# USMC Powerwagon in 1:32



## Naptowneng (Jun 14, 2010)

Greetings-

I was at a (1:1) car show last week, and a vendor was selling a USMC Dodge Powerwagon 1946 made by New Ray. Not a bad looking vehicle for $10, had some nice details and 4WD (friction motor). So I got one. I do not ordinarly do military stuff, but I am building both a farm and a mine and thought it might be a good bash for those areas.

Then I realized I should have gotten 2 or 3 more, so searched and found them at Northern Tools and Eq website and bought 3 more for 10 bucks each plus 6 shipping.. I looked today and they went up to 13! Anyway I plan to bash a few for working trucks inspired by MIK's work. Perhaps some might like this item also.

http://www.northerntool.com/shop/to..._200365359

Jerry


----------



## Paulus (May 31, 2008)

Very nice truck indeed. Lot's of interesting prototypes that can give great bashing options. Perhaps you would be interested in this Hi-rail version on this picture (714th Railway Operating Battalion) on www.alaskarails.org.

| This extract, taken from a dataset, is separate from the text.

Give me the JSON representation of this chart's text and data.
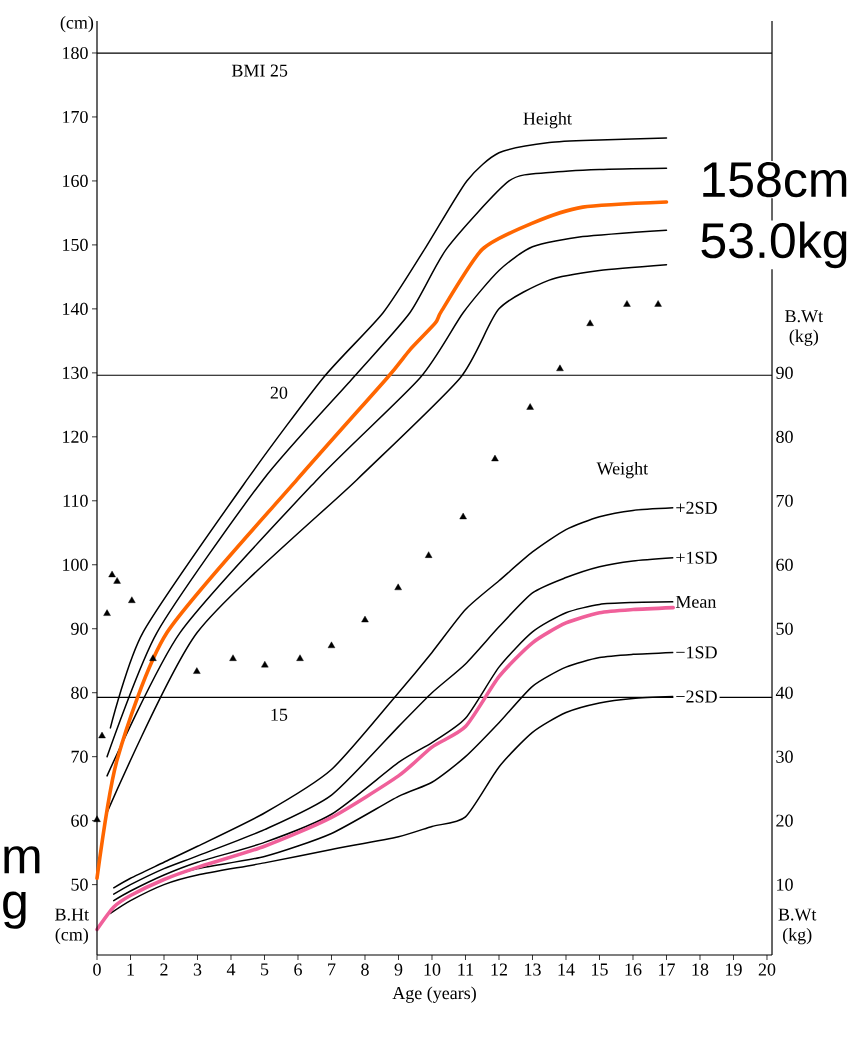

Looking forward to what you're gonna do with it!

Paul 

EDIT: see also: clip of Dodge Powerwagon railtruck


----------



## Greg Elmassian (Jan 3, 2008)

That front loader is big enough that I think it would work for us poor 1:29 guys... nice find! 

Greg


----------



## Naptowneng (Jun 14, 2010)

Paul- Thanks for the ideas- I never thought of a rail truck, that sounds very tempting!

Now I have to tell you what happened. Looking closely at the 3 trucks, I noticed one was missing one of the jerrycans on the running board and another was missing a headlight. The third was fine. So I called Northern Tool and Eq and told them and asked what they could do. Well, they are sending me two more at no cost!! Wow that is customer service, if only that applied to my locomotives that show up new with...ahem...a few flaws..









I have to compliment NT&E for their policy (on inexpensive items only, I presume)...Now I will have a fleet of 6 of the things! Hmm maybe a military flat car load after all, and lots of slack to screw up and still have fun.

Jerry


----------